I am a strong advocate for free enterprise and for free trade. However. we have a real problem with China and their trade policies and tactics. Imports of Chinese goods alone equal two-thirds of the global U.S. trade deficit today.

The very first trade issue President Trump raised when he began his presidential bid is the trade “shock” that China delivered and continues to deliver to the U.S. Roughly 40 percent of the decline in U.S. manufacturing between 2000 and 2007 was due to a surge in Chinese government subsidized imports primarily after we paved the way for China to join the World Trade Organization in 2001. This led to the sudden loss of about 1 million factory jobs in Ohio, Michigan, Wisconsin and Pennsylvania. This “China shock,” led to unemployment, financial stress with individuals dropping out of the labor market requiring government assistance.

Closer to home since 1961, the Wellborn family has owned and operated Wellborn Cabinet, Inc., headquartered in Ashland, Alabama. Through hard work and determination, they have built it into a multi-million-dollar company with 2,500 employees located across the U.S with 1.500 employees located here in Alabama.

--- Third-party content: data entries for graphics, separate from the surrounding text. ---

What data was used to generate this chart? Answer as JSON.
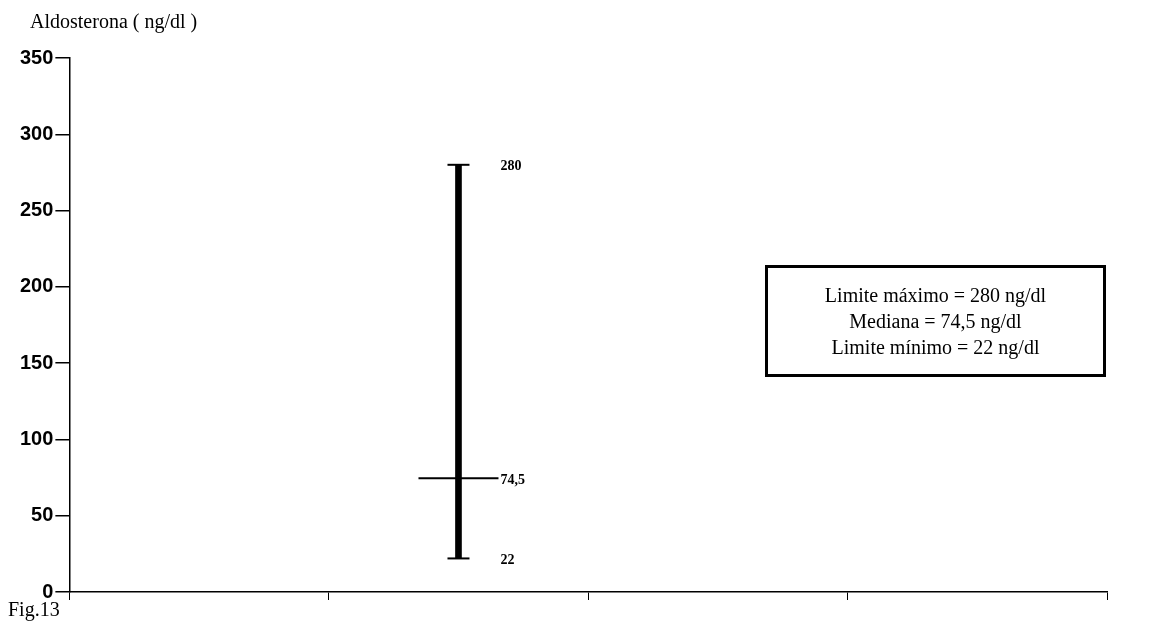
{
  "chart_data": {
    "type": "bar",
    "stacked": true,
    "ylabel": "Aldosterona ( ng/dl )",
    "categories": [
      null,
      null,
      null,
      null
    ],
    "series": [
      {
        "color": "#000000",
        "base": [
          null,
          22,
          null,
          null
        ],
        "values": [
          null,
          52.5,
          null,
          null
        ]
      },
      {
        "color": "#000000",
        "values": [
          null,
          205.5,
          null,
          null
        ]
      }
    ],
    "ylim": [
      0,
      350
    ],
    "yticks": [
      0,
      50,
      100,
      150,
      200,
      250,
      300,
      350
    ],
    "grid": false,
    "legend": false,
    "tick_labels": "y",
    "annotations": [
      "280",
      "74,5",
      "22",
      "Limite máximo = 280 ng/dl\nMediana = 74,5 ng/dl\nLimite mínimo = 22 ng/dl",
      "Fig.13"
    ]
  }
}
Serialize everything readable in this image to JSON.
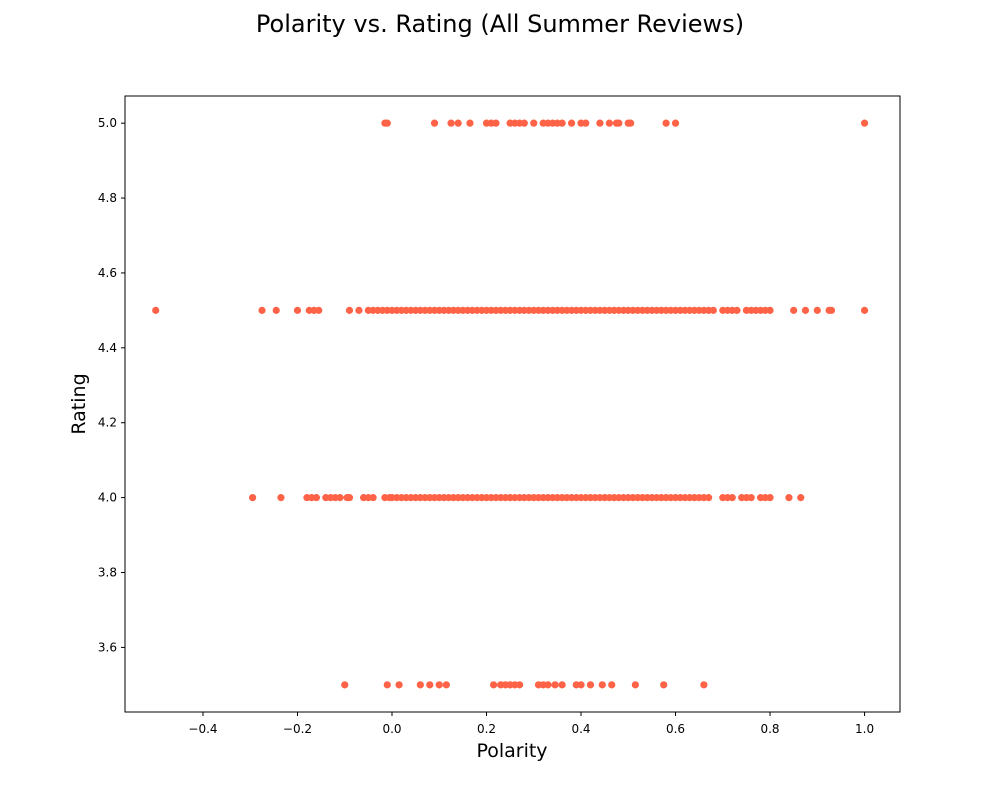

Chinese cabinet producers have established significant import facilities in the United States to penetrate the U.S. market. These producers benefit from a host of subsidies including preferential lending from Chinese government banks, tax and import duty exemptions, subsidized land, energy, and chemicals, government grants, and other forms of assistance.  As a result, U.S. kitchen cabinet producers report sales lost to Chinese products sales worth tens of millions of dollars a year. These government subsidized Chinese cabinets threaten the mere existence of Wellborn Cabinets and hundreds of family owned and operated cabinet manufacturers such as Bishop Cabinets right here in Montgomery.

The second problem has to do with access to China for U.S. goods. There, noted David Autor the MIT economist who’s done some of the most compelling research on the impacts of China trade., “China has not only taken our lunch, they’ve opened a restaurant that’s serving it to their citizens.”

We assumed that China would open its borders to free trade after it joined the WTO, Instead, China “reformed and protected.”  Take the automotive industry for example, China kept a 25 percent tariff on new cars imported from the U.S. (our tariff is 2.5 percent) and similarly steep tariffs on imported auto parts. These tariffs froze the U.S. out of China. Meanwhile China grew its companies behind a wall of protection, fed them with state funds and, when they were competitive enough, unleashed them on the world. Only then China opened to U.S. and other competitors by lowering some tariffs, but by then its own companies had a vice grip on the market. And now, Chinese carmakers are about to start sending huge numbers of fully built cars to the U.S. as it has done to the rest of the world.

“China’s rapid rise, while may have been positive for world welfare, has created identifiable losers in trade-impacted industries and the labor markets in which they are located.” Noted David Autor. Past administrations were more concerned about world welfare than American jobs; not President Trump.

All this doesn’t mean that China and America cannot both thrive at the same time if trade deals are properly constructed and executed. China is now a first world power, not a third world country and must treated as such.  President Trump has pointed this out since the beginning of his candidacy. All Americans must support the President in his efforts to bring about fair and balanced trade, or we will surrender our jobs and our future to the Chinese.